Beachten wir im Vorbeigehen den Ausdruck: „Für uns ist ein Gott, der Vater ... und ein Herr, Jesus Christus.“ Der Apostel behandelt hier nicht die Frage der Gottheit des Herrn an und für sich, sondern die Verbindung der Menschen mit dem, was in gewissen Beziehungen über ihnen stand. Die Heiden hatten viele Götter und viele Herren oder vermittelnde Wesen, die zwischen Göttern und Menschen standen. Nicht so die Christen. Da ist der Vater, der stets in dem absoluten Wesen der Gottheit bleibt, und Christus, der – Mensch geworden – die Stellung und das Verhältnis des Herrn uns gegenüber eingenommen hat. Die Stellung und nicht die Natur wird hier betrachtet.

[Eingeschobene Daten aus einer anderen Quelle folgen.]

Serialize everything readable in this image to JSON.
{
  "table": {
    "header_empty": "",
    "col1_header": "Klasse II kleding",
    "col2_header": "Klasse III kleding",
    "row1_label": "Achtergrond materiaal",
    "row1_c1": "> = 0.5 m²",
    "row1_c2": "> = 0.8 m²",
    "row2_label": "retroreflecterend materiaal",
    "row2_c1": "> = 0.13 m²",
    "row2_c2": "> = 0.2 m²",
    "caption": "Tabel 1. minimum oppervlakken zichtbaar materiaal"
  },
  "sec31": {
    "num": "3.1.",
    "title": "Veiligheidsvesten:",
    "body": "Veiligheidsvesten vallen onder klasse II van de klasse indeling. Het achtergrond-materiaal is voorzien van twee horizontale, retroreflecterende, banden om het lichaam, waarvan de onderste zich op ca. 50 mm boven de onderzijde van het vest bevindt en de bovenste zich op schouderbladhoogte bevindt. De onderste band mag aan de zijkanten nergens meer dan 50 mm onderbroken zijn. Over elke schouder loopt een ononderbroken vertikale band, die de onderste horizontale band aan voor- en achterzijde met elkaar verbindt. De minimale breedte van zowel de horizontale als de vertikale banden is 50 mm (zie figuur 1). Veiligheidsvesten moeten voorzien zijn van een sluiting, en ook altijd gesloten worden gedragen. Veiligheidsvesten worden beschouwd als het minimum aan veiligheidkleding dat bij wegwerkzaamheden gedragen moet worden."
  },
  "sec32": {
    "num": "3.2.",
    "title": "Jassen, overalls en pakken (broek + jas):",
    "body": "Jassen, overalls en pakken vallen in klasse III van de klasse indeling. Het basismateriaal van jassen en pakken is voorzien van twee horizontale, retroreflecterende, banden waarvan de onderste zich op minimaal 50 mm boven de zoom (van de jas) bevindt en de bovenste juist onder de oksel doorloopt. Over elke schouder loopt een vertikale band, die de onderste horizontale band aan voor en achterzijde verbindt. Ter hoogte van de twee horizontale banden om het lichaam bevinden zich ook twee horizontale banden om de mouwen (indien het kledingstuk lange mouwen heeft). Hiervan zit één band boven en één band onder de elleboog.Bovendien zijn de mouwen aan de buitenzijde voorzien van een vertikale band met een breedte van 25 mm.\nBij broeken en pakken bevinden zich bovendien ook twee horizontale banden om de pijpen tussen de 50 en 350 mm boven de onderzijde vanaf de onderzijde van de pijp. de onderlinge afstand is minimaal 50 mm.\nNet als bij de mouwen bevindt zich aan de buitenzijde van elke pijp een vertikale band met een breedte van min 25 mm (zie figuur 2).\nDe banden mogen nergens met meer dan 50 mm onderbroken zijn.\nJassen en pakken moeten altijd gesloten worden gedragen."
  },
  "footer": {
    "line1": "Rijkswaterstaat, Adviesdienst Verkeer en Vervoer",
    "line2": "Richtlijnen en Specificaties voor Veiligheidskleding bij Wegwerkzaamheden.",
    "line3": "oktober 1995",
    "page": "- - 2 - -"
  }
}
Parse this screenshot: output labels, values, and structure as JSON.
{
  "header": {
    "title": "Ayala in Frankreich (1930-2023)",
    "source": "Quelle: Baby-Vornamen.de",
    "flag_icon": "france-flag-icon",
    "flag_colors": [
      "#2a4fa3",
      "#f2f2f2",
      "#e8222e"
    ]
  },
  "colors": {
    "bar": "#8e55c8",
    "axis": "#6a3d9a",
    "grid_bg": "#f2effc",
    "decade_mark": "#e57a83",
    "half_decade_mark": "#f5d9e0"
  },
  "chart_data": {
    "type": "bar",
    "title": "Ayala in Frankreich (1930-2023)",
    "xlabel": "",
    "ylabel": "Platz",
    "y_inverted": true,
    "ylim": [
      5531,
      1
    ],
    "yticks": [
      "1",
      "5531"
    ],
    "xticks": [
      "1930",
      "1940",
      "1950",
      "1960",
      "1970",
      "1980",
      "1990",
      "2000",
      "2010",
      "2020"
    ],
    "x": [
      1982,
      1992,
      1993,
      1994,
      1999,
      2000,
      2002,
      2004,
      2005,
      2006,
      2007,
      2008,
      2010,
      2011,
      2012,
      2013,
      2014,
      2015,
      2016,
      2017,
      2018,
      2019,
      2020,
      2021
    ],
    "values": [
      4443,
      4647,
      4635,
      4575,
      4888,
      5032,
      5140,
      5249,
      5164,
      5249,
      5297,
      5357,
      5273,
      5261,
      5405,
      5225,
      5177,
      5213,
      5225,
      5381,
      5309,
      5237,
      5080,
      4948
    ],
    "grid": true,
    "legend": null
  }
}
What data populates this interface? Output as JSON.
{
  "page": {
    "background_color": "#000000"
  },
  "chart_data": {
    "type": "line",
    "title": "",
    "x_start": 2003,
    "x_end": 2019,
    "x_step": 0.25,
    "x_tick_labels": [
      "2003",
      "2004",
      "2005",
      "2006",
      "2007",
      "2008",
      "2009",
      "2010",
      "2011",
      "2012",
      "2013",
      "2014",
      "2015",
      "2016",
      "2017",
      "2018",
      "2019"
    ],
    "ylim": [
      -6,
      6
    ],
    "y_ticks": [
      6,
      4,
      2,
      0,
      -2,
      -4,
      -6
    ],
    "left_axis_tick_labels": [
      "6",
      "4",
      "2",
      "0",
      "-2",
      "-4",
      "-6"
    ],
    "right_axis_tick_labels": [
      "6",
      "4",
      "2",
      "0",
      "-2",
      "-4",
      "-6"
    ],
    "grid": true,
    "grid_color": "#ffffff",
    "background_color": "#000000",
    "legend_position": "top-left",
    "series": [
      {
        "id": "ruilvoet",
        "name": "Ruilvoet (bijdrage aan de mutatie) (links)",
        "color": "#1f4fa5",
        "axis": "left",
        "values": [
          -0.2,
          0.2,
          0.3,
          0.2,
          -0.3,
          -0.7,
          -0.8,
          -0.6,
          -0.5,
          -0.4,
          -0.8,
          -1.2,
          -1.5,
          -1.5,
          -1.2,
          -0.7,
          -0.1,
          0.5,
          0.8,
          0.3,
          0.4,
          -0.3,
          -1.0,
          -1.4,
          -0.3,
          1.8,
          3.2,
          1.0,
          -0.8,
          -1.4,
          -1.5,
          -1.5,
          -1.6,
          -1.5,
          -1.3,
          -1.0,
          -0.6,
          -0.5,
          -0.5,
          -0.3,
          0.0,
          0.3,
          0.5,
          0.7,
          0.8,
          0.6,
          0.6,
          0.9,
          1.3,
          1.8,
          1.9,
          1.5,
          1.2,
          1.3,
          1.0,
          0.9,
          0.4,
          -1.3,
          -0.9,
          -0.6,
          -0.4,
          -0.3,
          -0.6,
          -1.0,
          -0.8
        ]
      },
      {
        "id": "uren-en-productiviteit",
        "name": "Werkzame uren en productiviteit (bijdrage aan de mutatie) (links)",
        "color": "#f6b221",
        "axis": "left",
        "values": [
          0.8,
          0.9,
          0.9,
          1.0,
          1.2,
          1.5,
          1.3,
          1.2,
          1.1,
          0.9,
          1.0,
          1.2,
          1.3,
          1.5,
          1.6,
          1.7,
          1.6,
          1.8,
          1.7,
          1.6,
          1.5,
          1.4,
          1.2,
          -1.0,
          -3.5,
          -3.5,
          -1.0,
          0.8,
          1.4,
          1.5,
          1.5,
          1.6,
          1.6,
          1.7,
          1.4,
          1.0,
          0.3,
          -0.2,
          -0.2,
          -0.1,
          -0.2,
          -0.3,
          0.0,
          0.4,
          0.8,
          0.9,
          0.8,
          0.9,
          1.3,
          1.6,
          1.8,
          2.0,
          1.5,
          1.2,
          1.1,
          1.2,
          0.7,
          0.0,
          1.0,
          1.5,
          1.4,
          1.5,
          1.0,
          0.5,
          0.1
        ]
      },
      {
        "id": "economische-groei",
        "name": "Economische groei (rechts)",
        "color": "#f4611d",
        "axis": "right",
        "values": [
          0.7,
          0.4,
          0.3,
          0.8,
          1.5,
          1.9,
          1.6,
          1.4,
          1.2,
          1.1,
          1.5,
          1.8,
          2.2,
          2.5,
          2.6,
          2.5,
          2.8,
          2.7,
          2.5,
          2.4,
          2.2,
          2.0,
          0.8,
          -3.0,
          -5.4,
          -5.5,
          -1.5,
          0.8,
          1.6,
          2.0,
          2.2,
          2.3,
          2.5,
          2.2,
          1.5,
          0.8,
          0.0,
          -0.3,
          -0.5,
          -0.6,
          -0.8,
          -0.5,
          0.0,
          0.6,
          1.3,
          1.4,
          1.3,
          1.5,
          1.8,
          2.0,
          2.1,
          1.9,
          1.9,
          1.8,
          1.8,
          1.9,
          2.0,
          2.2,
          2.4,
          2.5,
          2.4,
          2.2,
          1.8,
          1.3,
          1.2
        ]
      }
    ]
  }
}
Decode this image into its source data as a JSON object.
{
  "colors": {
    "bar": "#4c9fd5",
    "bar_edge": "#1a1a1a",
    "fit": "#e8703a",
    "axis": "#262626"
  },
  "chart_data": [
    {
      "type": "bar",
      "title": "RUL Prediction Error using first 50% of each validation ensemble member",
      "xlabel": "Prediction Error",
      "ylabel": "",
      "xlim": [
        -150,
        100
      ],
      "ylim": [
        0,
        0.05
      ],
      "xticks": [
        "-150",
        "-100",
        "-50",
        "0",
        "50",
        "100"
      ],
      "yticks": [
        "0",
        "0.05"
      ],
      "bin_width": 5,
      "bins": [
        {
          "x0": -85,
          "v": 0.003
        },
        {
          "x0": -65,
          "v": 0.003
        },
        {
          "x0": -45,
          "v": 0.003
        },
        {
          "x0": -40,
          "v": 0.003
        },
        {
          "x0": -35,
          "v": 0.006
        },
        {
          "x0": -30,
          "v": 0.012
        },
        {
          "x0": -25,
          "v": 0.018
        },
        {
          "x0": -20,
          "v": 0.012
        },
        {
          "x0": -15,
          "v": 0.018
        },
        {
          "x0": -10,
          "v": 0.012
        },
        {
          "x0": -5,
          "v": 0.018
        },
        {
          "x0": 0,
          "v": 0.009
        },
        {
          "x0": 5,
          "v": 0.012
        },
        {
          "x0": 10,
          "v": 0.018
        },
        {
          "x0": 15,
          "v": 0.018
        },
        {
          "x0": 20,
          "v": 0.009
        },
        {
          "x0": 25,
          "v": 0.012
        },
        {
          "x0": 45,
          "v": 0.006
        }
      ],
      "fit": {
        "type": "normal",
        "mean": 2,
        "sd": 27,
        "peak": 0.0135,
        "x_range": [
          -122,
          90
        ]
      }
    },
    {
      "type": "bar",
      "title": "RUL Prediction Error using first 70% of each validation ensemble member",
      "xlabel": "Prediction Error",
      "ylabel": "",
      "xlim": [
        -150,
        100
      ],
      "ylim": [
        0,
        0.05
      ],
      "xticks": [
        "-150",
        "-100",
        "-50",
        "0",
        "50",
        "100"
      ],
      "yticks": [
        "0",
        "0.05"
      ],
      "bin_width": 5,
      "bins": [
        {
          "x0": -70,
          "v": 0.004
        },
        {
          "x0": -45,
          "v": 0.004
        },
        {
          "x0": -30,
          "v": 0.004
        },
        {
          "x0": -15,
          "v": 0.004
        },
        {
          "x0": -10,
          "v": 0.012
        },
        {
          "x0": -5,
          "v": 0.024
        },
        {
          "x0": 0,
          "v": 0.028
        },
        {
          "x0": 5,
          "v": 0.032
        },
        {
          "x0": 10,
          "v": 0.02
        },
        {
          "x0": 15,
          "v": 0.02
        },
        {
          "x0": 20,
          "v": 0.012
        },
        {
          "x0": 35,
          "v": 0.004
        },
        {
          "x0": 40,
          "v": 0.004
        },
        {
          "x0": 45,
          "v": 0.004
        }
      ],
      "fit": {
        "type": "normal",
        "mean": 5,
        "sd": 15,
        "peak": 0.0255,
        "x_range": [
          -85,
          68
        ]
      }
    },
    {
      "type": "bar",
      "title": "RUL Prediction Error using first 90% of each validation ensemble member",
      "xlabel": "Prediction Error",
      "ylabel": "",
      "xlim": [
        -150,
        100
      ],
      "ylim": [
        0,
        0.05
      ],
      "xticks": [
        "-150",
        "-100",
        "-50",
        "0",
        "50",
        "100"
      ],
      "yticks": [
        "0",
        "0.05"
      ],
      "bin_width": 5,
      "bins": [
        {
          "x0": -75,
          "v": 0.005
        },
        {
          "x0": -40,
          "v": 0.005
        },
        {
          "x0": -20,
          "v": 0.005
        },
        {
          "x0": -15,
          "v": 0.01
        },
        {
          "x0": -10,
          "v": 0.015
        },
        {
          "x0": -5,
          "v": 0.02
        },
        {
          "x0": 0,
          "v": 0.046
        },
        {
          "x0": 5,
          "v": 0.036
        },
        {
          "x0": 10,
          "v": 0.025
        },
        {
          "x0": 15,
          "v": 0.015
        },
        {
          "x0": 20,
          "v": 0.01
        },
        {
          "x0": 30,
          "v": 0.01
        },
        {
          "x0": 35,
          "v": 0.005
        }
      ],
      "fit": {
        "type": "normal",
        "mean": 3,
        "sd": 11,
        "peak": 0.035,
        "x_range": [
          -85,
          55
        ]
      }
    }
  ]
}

Ebenso ist es in 1. Kor 12,2–6, wo es sich um den Gegensatz zwischen dem einen Geist und der Menge Geister, die die Heiden kannten, sowie zwischen dem einen Gott und Herrn und den zahlreichen Göttern und Herren der Heiden handelt. Doch nicht jeder war von dem Einfluss der falschen Götter auf seine Einbildungskraft wirklich befreit; sie hatten vielleicht für manchen wider seinen Willen noch einige Bedeutung. Ein solcher hatte ein Gewissen von dem Götzen, und wenn er Fleisch aß, das den Götzen dargebracht worden war, so war das für ihn nicht einfach etwas, was Gott zur Nahrung gegeben hatte. Die Vorstellung von dem Dasein eines wirklichen und mächtigen Wesens fand noch Raum in dem Herzen eines solchen Christen, und so wurde sein Gewissen befleckt. Nun waren die Korinther durch das Essen nicht besser in Gottes Augen, und andererseits legten sie, wenn sie aßen, ihrem Bruder einen Stein des Anstoßes in den Weg und führten (soweit die Handlungsweise derer, die völliges Licht besaßen, in Betracht kam) sein Verderben herbei, indem sie sein Gewissen befleckten und ihn durch Untreue von Gott entfernten. Das hieß gegen Christus zu sündigen, der für diese kostbare Seele gestorben war. Und wenn auch Gott ins Mittel trat, um den Bruder vor den Folgen seiner Untreue zu bewahren, so verminderte das doch keineswegs die Sünde dessen, der den Schwachen verleitet hatte, gegen sein Gewissen zu handeln. An und für sich verdirbt uns das, was uns von Gott scheidet, soweit unsere Verantwortlichkeit in Frage kommt. Deshalb wird ein jeder, in dessen Herzen die Liebe Christi wohnt, lieber niemals Fleisch essen, als etwas tun, was einen Bruder zur Untreue verführen und dazu dienen könnte, eine Seele zu verderben, die Christus erlöst hat.